2. Emotional Extortion – he’s going to spend a day, a night or an hour with you and now you owe him your undivided attention. This is classic manipulation to make you feel guilt and shame. Why would you want to go visit your mom, friend, or the neighbour when he has spent the day with you. Isn’t his companionship enough? He will pout and cry and claim how spending time with you is all he wants to do. You feel yourself starting to hesitate and you think maybe it’s best to cancel your plans. After all, he loves you and just wants to be with you. How could that be wrong?
No, he wants to control you and to do that he must remove all outside obstacles – family, friends, neighbours, volunteer time, going to the gym.
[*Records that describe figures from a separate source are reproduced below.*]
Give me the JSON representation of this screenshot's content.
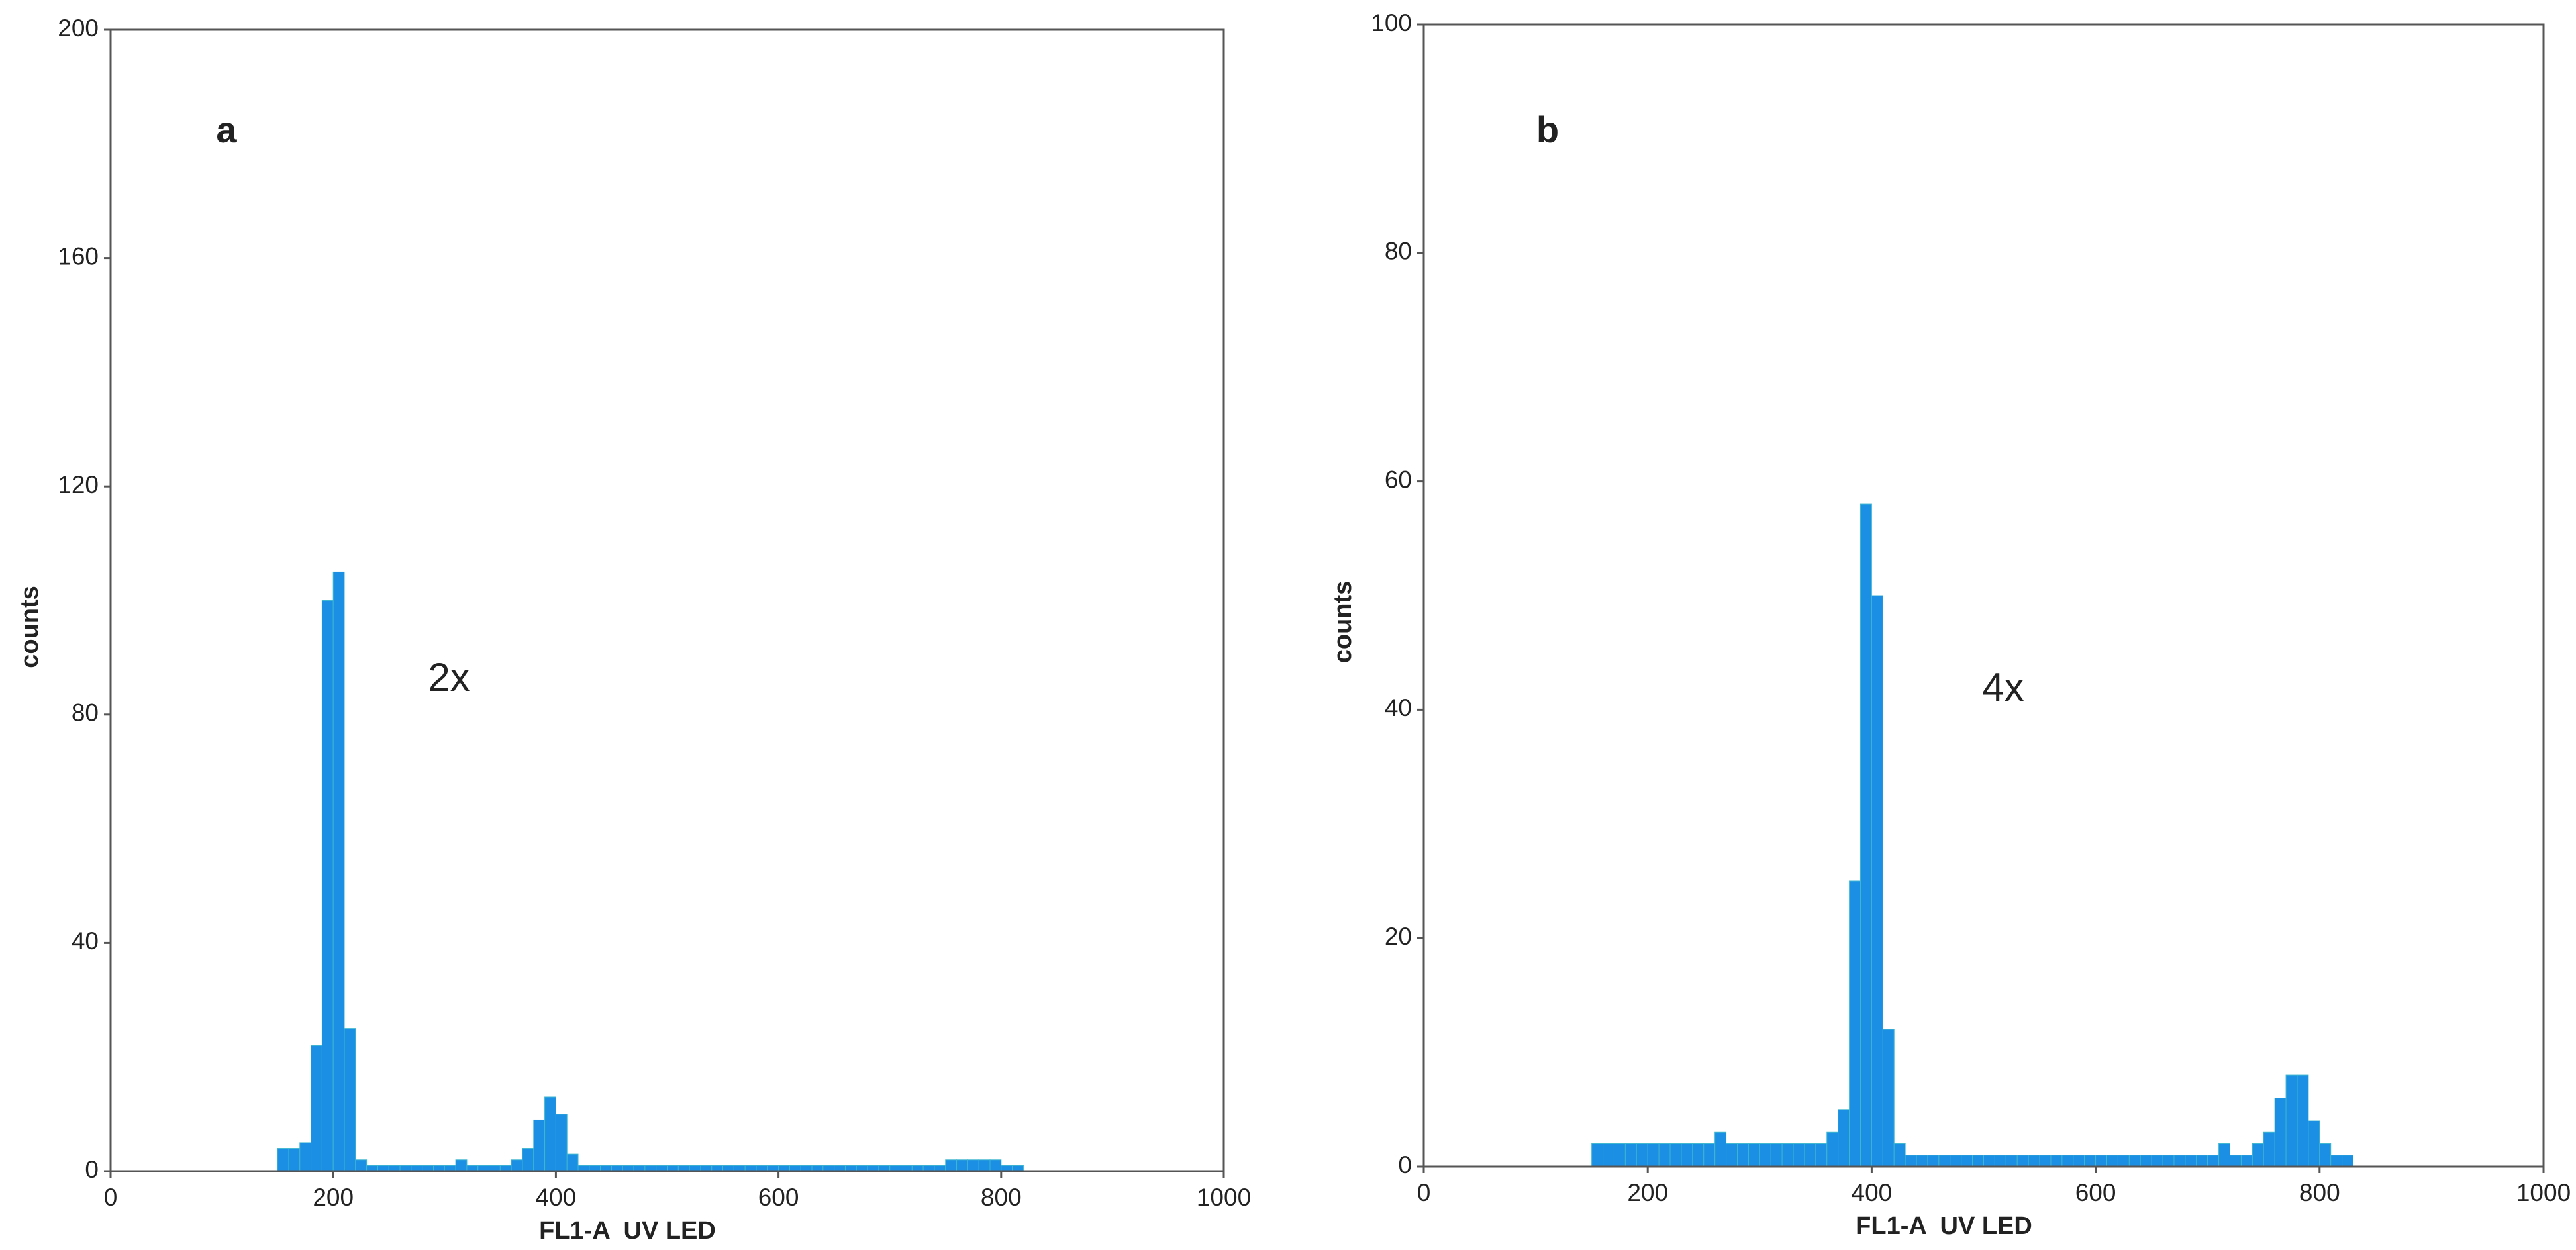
{
  "chart_data": [
    {
      "type": "histogram",
      "panel_label": "a",
      "annotation": "2x",
      "xlabel": "FL1-A  UV LED",
      "ylabel": "counts",
      "color": "#1a8fe3",
      "xlim": [
        0,
        1000
      ],
      "ylim": [
        0,
        200
      ],
      "xticks": [
        0,
        200,
        400,
        600,
        800,
        1000
      ],
      "yticks": [
        0,
        40,
        80,
        120,
        160,
        200
      ],
      "bins": [
        150,
        160,
        170,
        180,
        190,
        200,
        210,
        220,
        230,
        240,
        250,
        260,
        270,
        280,
        290,
        300,
        310,
        320,
        330,
        340,
        350,
        360,
        370,
        380,
        390,
        400,
        410,
        420,
        430,
        440,
        450,
        460,
        470,
        480,
        490,
        500,
        510,
        520,
        530,
        540,
        550,
        560,
        570,
        580,
        590,
        600,
        610,
        620,
        630,
        640,
        650,
        660,
        670,
        680,
        690,
        700,
        710,
        720,
        730,
        740,
        750,
        760,
        770,
        780,
        790,
        800,
        810,
        820,
        830
      ],
      "values": [
        4,
        4,
        5,
        22,
        100,
        105,
        25,
        2,
        1,
        1,
        1,
        1,
        1,
        1,
        1,
        1,
        2,
        1,
        1,
        1,
        1,
        2,
        4,
        9,
        13,
        10,
        3,
        1,
        1,
        1,
        1,
        1,
        1,
        1,
        1,
        1,
        1,
        1,
        1,
        1,
        1,
        1,
        1,
        1,
        1,
        1,
        1,
        1,
        1,
        1,
        1,
        1,
        1,
        1,
        1,
        1,
        1,
        1,
        1,
        1,
        2,
        2,
        2,
        2,
        2,
        1,
        1,
        0
      ]
    },
    {
      "type": "histogram",
      "panel_label": "b",
      "annotation": "4x",
      "xlabel": "FL1-A  UV LED",
      "ylabel": "counts",
      "color": "#1a8fe3",
      "xlim": [
        0,
        1000
      ],
      "ylim": [
        0,
        100
      ],
      "xticks": [
        0,
        200,
        400,
        600,
        800,
        1000
      ],
      "yticks": [
        0,
        20,
        40,
        60,
        80,
        100
      ],
      "bins": [
        150,
        160,
        170,
        180,
        190,
        200,
        210,
        220,
        230,
        240,
        250,
        260,
        270,
        280,
        290,
        300,
        310,
        320,
        330,
        340,
        350,
        360,
        370,
        380,
        390,
        400,
        410,
        420,
        430,
        440,
        450,
        460,
        470,
        480,
        490,
        500,
        510,
        520,
        530,
        540,
        550,
        560,
        570,
        580,
        590,
        600,
        610,
        620,
        630,
        640,
        650,
        660,
        670,
        680,
        690,
        700,
        710,
        720,
        730,
        740,
        750,
        760,
        770,
        780,
        790,
        800,
        810,
        820,
        830
      ],
      "values": [
        2,
        2,
        2,
        2,
        2,
        2,
        2,
        2,
        2,
        2,
        2,
        3,
        2,
        2,
        2,
        2,
        2,
        2,
        2,
        2,
        2,
        3,
        5,
        25,
        58,
        50,
        12,
        2,
        1,
        1,
        1,
        1,
        1,
        1,
        1,
        1,
        1,
        1,
        1,
        1,
        1,
        1,
        1,
        1,
        1,
        1,
        1,
        1,
        1,
        1,
        1,
        1,
        1,
        1,
        1,
        1,
        2,
        1,
        1,
        2,
        3,
        6,
        8,
        8,
        4,
        2,
        1,
        1
      ]
    }
  ]
}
He uses Emotional Extortion to get you to do his bidding and often when you agree to stay home with him, he will turn ugly and get angry because he had to beg you to stay with him. The circle is closed.
3. Impossible Expectations – do you wonder if you can meet his expectations? Especially the silent, unspoken ones? He wants you to dress a certain way or behave a certain way that is not you. Does he pick out what you wear? Does he criticize your choices or threaten to stay home if you insist on wearing “that” dress?
Each time you give into his requests and demands, you lose a tiny bit of yourself. Your voice and your confidence are slowly being eroded. Eventually, you feel powerless to stand up for yourself. He has complete control.
4. Sex – Yes, new relationships are lusty and that’s great. But a narcissist uses sex as a tool to punish, hurt, guilt and shame you. He will demand, take, coerce, or manipulate you to get his way. You will find yourself having sex because you felt you had no choice. Or because his feelings are hurt because you said no. He drops by late at night claiming to be missing you so badly which is really code for all the other girls turned him down. That is not love or respect. Sex is mutual and not a tool to hurt, harm or make you feel guilty or ashamed. This is a guy you want to say goodbye to as fast as you can.
While you’re dating, ask yourself if you’re starting to feel smothered or unable to express your feelings or desires without criticism or an argument. If you’re starting to question yourself, your wants, ignoring your needs to satisfy his, stop the relationship and take a breather. Remain strong and determined while you take time to listen to your gut and that little voice that’s telling you something is not quite right.
When you find yourself worried or wondering what he will think of you or if he will approve of your clothes, your hair or your friends, or if he will demand sex or make a scene in public, you are not beginning a loving relationship built on mutual respect and love. You are entering a nightmare of verbal, emotional, mental and quite possibly, physical abuse.
These signs happen while you’re dating and when you experience any of these signs or any behaviour that makes you uncomfortable or it seems to good to be true, run the other way. Do not make excuses or think it’s sweet or cute. Run.
If I had listened to my gut and had the confidence to speak up, say no and know my self-worth, I would not have fallen in love with a narcissistic abuser. I would have moved on right away. You can too. Pay attention, know the signs, free your voice, say no and walk away.